The traditional marriage introduction ceremony and the artefacts used are one of the most common culture practises and the community is proud to showcase how proficient they are in their language through the use of proverbs.
Muyinza gave the example of Ekita ekitava kussengejjero, y’emwankindo, meaning a calabash that never leaves the brewing place is full of cracks and stiches, as a lesson implying that the health of an overworked person suffers.
Muyinza was awarded the medal at a ceremony held at the Ndere Centre in Kampala on December 11. He said: “Tonto is today brewed in factories. But most people say that the traditionally-made tonto made using the bare feet tastes better. I don’t know how true that is.”
The competition’s goal is to enhance the appreciation of heritage in young people.
More than 350 entries were received, depicting the youth’s understanding and ability to appreciate the importance of culture in their day to day context.

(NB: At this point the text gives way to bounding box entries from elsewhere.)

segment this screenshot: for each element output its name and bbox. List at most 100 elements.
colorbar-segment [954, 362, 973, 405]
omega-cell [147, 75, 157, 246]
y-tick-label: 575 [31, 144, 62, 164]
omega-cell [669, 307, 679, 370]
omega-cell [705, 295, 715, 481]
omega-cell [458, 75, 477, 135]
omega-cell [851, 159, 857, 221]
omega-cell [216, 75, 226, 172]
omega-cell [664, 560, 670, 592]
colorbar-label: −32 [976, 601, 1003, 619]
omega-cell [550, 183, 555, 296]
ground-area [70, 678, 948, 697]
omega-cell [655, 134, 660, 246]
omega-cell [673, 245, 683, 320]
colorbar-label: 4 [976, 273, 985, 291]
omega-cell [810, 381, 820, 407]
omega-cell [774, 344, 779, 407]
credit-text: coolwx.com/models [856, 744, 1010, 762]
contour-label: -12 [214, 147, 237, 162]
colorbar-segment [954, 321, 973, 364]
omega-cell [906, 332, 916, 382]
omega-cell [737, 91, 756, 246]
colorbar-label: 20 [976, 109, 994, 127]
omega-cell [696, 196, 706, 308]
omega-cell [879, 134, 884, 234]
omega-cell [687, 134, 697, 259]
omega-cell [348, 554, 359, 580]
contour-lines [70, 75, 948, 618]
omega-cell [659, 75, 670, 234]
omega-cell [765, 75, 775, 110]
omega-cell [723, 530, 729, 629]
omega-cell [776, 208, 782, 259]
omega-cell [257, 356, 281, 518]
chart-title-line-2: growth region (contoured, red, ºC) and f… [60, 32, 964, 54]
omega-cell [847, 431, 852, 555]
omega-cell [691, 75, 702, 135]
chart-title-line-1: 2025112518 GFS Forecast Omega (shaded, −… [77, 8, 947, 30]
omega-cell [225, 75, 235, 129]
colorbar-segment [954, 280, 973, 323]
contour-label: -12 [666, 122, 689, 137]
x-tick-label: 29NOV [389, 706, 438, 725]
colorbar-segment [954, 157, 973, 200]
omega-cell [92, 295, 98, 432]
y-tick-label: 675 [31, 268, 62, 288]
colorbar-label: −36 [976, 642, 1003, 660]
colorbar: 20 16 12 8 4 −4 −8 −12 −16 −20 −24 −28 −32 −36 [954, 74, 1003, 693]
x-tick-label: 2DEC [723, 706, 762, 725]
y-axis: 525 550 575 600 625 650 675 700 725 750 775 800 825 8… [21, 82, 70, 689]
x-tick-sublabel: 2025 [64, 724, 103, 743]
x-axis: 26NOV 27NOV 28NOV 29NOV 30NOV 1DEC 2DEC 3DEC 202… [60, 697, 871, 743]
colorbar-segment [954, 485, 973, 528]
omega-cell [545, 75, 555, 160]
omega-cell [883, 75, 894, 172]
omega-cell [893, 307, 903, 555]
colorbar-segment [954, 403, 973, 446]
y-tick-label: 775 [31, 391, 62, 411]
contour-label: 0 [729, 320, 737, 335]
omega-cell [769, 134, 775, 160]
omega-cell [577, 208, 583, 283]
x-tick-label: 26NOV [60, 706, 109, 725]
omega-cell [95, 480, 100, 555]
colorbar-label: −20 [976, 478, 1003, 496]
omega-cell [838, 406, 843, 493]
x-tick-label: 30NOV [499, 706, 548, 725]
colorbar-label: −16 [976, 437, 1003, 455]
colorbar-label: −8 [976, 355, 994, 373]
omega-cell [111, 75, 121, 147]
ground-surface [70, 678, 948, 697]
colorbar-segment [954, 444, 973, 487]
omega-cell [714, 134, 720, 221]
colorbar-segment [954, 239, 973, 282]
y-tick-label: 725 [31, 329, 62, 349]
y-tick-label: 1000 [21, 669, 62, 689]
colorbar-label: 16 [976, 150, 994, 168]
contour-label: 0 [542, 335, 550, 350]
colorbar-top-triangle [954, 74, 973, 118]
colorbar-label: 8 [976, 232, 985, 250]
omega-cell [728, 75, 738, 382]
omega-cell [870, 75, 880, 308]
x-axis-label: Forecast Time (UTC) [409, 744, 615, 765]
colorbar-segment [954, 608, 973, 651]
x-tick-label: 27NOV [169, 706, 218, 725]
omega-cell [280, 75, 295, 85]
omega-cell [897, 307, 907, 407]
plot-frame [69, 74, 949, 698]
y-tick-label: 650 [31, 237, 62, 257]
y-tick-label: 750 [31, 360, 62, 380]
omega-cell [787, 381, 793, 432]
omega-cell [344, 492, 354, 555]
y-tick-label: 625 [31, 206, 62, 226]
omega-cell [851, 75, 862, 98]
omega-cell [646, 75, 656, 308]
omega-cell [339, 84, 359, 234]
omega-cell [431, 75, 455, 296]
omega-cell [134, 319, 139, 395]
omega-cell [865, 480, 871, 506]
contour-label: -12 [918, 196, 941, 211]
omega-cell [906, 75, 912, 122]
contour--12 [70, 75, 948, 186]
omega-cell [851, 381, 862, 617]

A panel of cultural heritage experts selected 14 of the best entries to feature in the 2016 national heritage calendar.
The silver medal went to Ivan Ntale’s entry titled, The Gourd and the Calabash, which tells the story of these important household items that are used to serve traditional beer during wedding ceremonies in Buganda. The gourd is called endeku and the calabash is called ekita. Ntale is a Senior 6 student at Archbishop Kiwanuka Secondary School in Kitovu, Masaka District.
Another Senior 6 student at St Mary’s College Namagunga in Mukono District, Roberta Ampurira won a bronze medal with her entry, The Milk Pot (Ekyanzi).
The ekyanzi is a traditional container carved out of wood and used mostly in western Uganda, to store and serve milk.
Vanitah Nakiyingi’s entry Mushrooms (Obubaala) is about the nutritional and cultural value of this item in Buganda. Nakiyingi, a Senior 2 student at St Joseph Technical Secondary School Kiteredde in Rakai District says: “This mushroom is a totem of clan whose names are Gjunju, Kasirye, Namulondo and Nakyagaba. This type of mushroom when boiled with ghee is used to treat measles. The same type is also used during traditional functions and rituals such as the ceremony to welcome newborns into the clan.”
Patrick Kidega’s entry was The Acholi Circle Game (Cubu Lwala), a game that uses curved reeds and a straight stick to teach Acholi youth how to handle the spear. A Senior 4 student of Kitgum High School in Kitgum District, Kidega says, “This was used to learn hunting skills and whoever could spear inside the circle was considered able to hunt and kill.”